Just after midnight on October 15, 1986, Jacqueline called Aurelio Torrente, the director of the Spanish Museum of Contemporary Art, in Madrid, to discuss the final details of the exhibition of her personal selection of Picasso's paintings that was to open in Madrid ten days later. She assured him that she would be there for the opening. At three o'clock in the morning she lay on her bed, pulled the sheet up to her chin, and shot herself in the temple. She had left behind a list of everyone she wanted at her funeral .

These events were part of the dark, tragic legacy Picasso left behind in his life. The legacy of his art has to be seen in conjunction with the legacy of our time. He brought to fullest expression the shattered vision of a century that perhaps could be understood in no other terms; and he brought to painting the vision of disintegration that Schoenberg and Bartók brought to music, Kafka and Beckett to literature. He took to its uttermost conclusion the negative vision of the modernist world—so much that has followed has been footnotes to Picasso. His tragedy was that he longed for the ultimate in painting and died knowing that it had eluded him. Unlike Shakespeare and Mozart, whose prolific creativity he shared, Picasso was not a timeless genius.

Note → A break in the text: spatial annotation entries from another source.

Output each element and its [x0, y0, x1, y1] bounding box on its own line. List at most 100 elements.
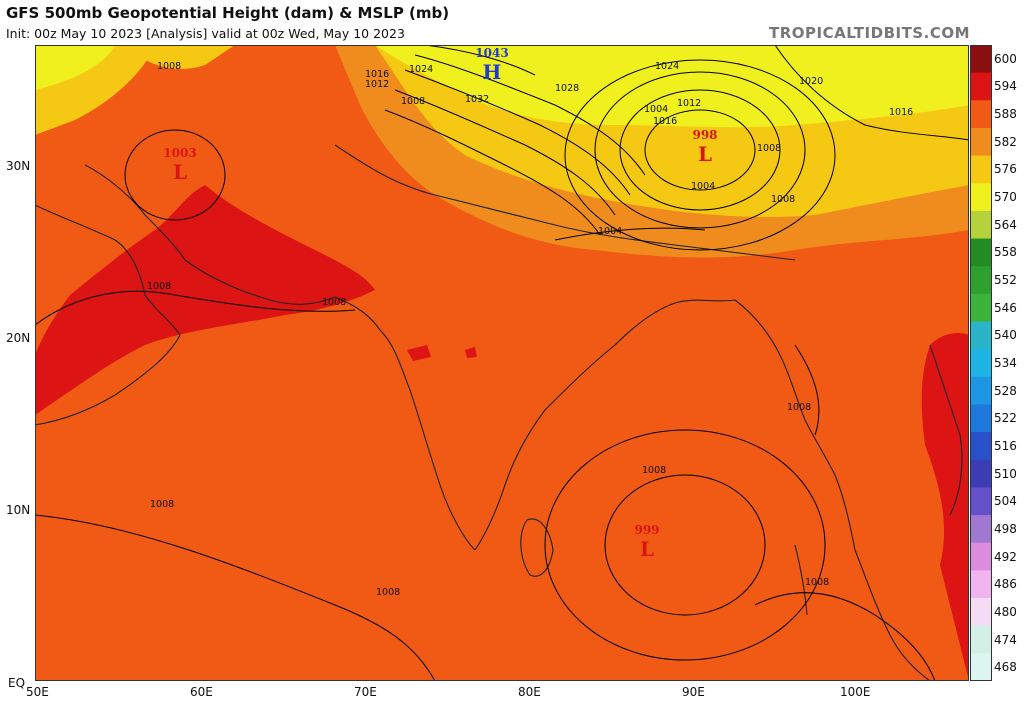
- low-center-value-bay: 999: [634, 523, 659, 537]
- coastline-srilanka: [520, 518, 554, 577]
- isobar-label: 1016: [889, 107, 913, 118]
- isobar-low-iran: [124, 129, 226, 221]
- lon-label-60e: 60E: [190, 685, 213, 699]
- legend-level-label: 576: [994, 162, 1017, 177]
- height-field-570: [375, 45, 969, 128]
- lat-label-eq: EQ: [8, 676, 26, 690]
- isobar-1004-north: [554, 227, 706, 241]
- low-center-value-iran: 1003: [163, 146, 196, 160]
- legend-swatch: [970, 653, 992, 681]
- coastline-vietnam: [929, 344, 963, 516]
- map-frame: [35, 45, 969, 681]
- lon-label-50e: 50E: [26, 685, 49, 699]
- legend-level-label: 468: [994, 660, 1017, 675]
- height-field-594-east: [921, 333, 969, 681]
- isobar-label: 1008: [157, 61, 181, 72]
- height-field-594-spot: [407, 345, 431, 361]
- isobar-low-tibet-3: [594, 71, 806, 229]
- legend-level-label: 588: [994, 107, 1017, 122]
- high-center-value: 1043: [475, 46, 508, 60]
- isobar-1008-south: [35, 514, 436, 681]
- legend-swatch: [970, 349, 992, 378]
- isobar-1016-east: [774, 45, 969, 141]
- legend-swatch: [970, 45, 992, 74]
- isobar-label: 1008: [376, 587, 400, 598]
- isobar-label: 1004: [598, 226, 622, 237]
- site-credit: TROPICALTIDBITS.COM: [769, 24, 970, 42]
- isobar-1008-se: [754, 592, 936, 681]
- coastline-andaman: [794, 544, 808, 616]
- legend-swatch: [970, 459, 992, 488]
- lon-label-100e: 100E: [840, 685, 871, 699]
- isobar-label: 1016: [653, 116, 677, 127]
- lat-label-30n: 30N: [6, 159, 31, 173]
- legend-level-label: 492: [994, 549, 1017, 564]
- border-himalaya: [334, 144, 796, 261]
- coastline-thailand: [854, 549, 931, 681]
- lat-label-10n: 10N: [6, 503, 31, 517]
- isobar-1008-west: [35, 290, 356, 326]
- isobar-low-bay: [604, 474, 766, 616]
- legend-swatch: [970, 238, 992, 267]
- isobar-label: 1004: [691, 181, 715, 192]
- legend-level-label: 540: [994, 328, 1017, 343]
- legend-swatch: [970, 266, 992, 295]
- legend-swatch: [970, 155, 992, 184]
- isobar-low-tibet-4: [564, 59, 836, 251]
- legend-level-label: 546: [994, 300, 1017, 315]
- isobar-labels: 1008 1008 1016 1012 1024 1032 1028 1024 …: [147, 61, 913, 598]
- map-panel: 1008 1008 1016 1012 1024 1032 1028 1024 …: [35, 45, 969, 681]
- legend-swatch: [970, 515, 992, 544]
- legend-swatch: [970, 625, 992, 654]
- low-center-letter-bay: L: [640, 537, 654, 561]
- isobar-label: 1008: [322, 297, 346, 308]
- isobar-label: 1020: [799, 76, 823, 87]
- isobar-label: 1028: [555, 83, 579, 94]
- legend-level-label: 600: [994, 51, 1017, 66]
- legend-level-label: 594: [994, 79, 1017, 94]
- isobar-label: 1032: [465, 94, 489, 105]
- legend-swatch: [970, 542, 992, 571]
- isobar-label: 1008: [401, 96, 425, 107]
- isobar-label: 1008: [805, 577, 829, 588]
- legend-colorbar: [970, 45, 992, 681]
- coastline-myanmar: [734, 299, 856, 551]
- height-field-594-spot2: [465, 347, 477, 358]
- legend-level-label: 552: [994, 273, 1017, 288]
- legend-swatch: [970, 210, 992, 240]
- isobar-high-4: [384, 109, 601, 236]
- legend-level-label: 504: [994, 494, 1017, 509]
- isobar-1008-east: [794, 344, 820, 436]
- isobar-label: 1008: [757, 143, 781, 154]
- legend-swatch: [970, 72, 992, 101]
- legend-frame: [970, 45, 992, 681]
- isobar-high-5: [424, 45, 536, 76]
- low-center-letter-tibet: L: [698, 142, 712, 166]
- legend-level-label: 480: [994, 604, 1017, 619]
- legend-level-label: 534: [994, 356, 1017, 370]
- legend-swatch: [970, 321, 992, 350]
- pressure-centers: 1043 H 998 L 1003 L 999 L: [163, 46, 717, 561]
- isobar-low-bay-2: [544, 429, 826, 661]
- legend-swatch: [970, 183, 992, 212]
- legend-level-label: 498: [994, 521, 1017, 536]
- coastline-india-west: [334, 296, 476, 551]
- legend-swatch: [970, 293, 992, 323]
- isobar-label: 1024: [655, 61, 679, 72]
- isobar-low-tibet-1: [644, 109, 756, 191]
- legend-level-label: 570: [994, 190, 1017, 205]
- legend-level-label: 510: [994, 466, 1017, 481]
- isobar-label: 1008: [642, 465, 666, 476]
- lat-label-20n: 20N: [6, 331, 31, 345]
- legend-swatch: [970, 376, 992, 405]
- isobar-label: 1008: [147, 281, 171, 292]
- legend-swatch: [970, 404, 992, 433]
- legend-swatch: [970, 100, 992, 129]
- isobar-label: 1016: [365, 69, 389, 80]
- isobar-label: 1012: [677, 98, 701, 109]
- isobar-label: 1024: [409, 64, 433, 75]
- legend-level-label: 522: [994, 411, 1017, 426]
- legend-swatch: [970, 598, 992, 627]
- isobar-label: 1012: [365, 79, 389, 90]
- lon-label-90e: 90E: [682, 685, 705, 699]
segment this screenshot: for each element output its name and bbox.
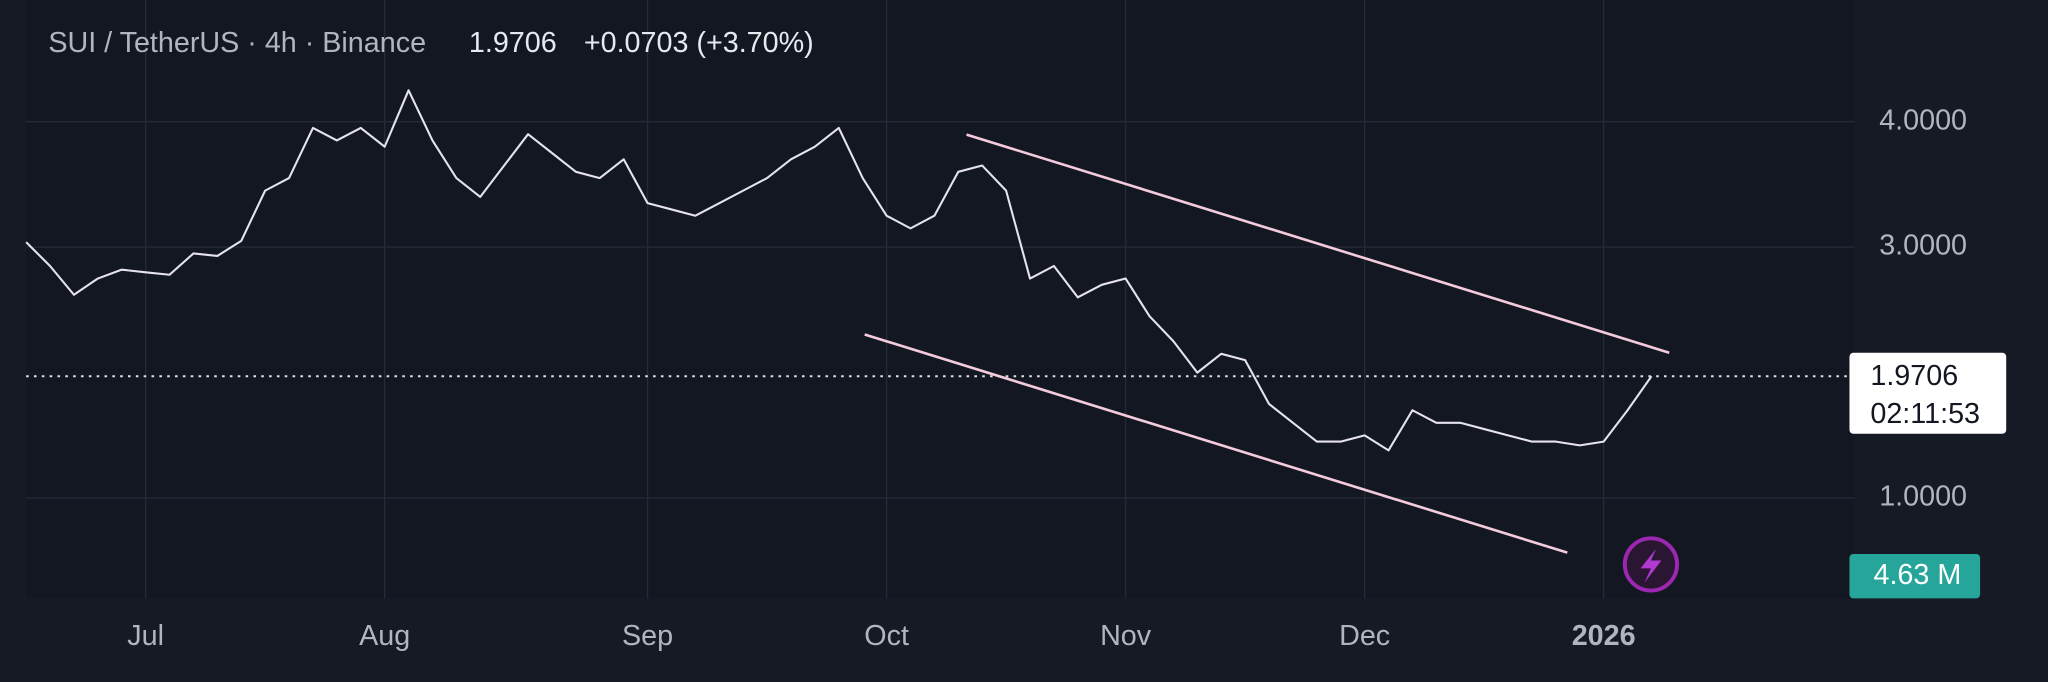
x-tick-label: Aug: [359, 620, 410, 652]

He was in fact a time-bound genius, a seismograph for the turmoil, doubts, and anguish of the twentieth century. From the time that he shook the art world with Les Demoiselles d'Avignon, Picasso was out of love with the world. He saw his role as a painter as fashioning weapons of combat against every emotion of belonging in creation and celebrating life, against nature, human nature, and the God who created it all. "How difficult it is," Picasso had said soon after his eighty-fifth birthday, "to get something of the absolute into the frog pond." But however difficult, is it not the highest function of art to try to get something of the absolute into the frog pond of this world? With prodigious skill, complete mastery of the language of painting, inexhaustible versatility, and monumental virtuosity, ingenuity, and imagination, Picasso showed us the mud in our frog pond and the night over it. Yet there is a sense in all great art that beyond the darkness and the nightmares that it portrays, beyond humanity's anguished cries that it gives voice to, there is harmony, order, and peace. There is fear in Shakespeare's Tempest and in Mozart's Magic Flute, but it is cast out by love; there is horror and ugliness, but a new order of harmony and beauty evolves out of them; there is evil, but it is overcome by good.

Picasso's advanced age was filled with despair and fueled by hatred. As for his art, he had told André Malraux that "he had no need of style, because his rage would become a prime factor in the style of our time." And his rage has become the dominant style of our time. As we move toward the beginning of a new century, what will Picasso, so irrevocably tied to the age that is dying, have to say to the age being born?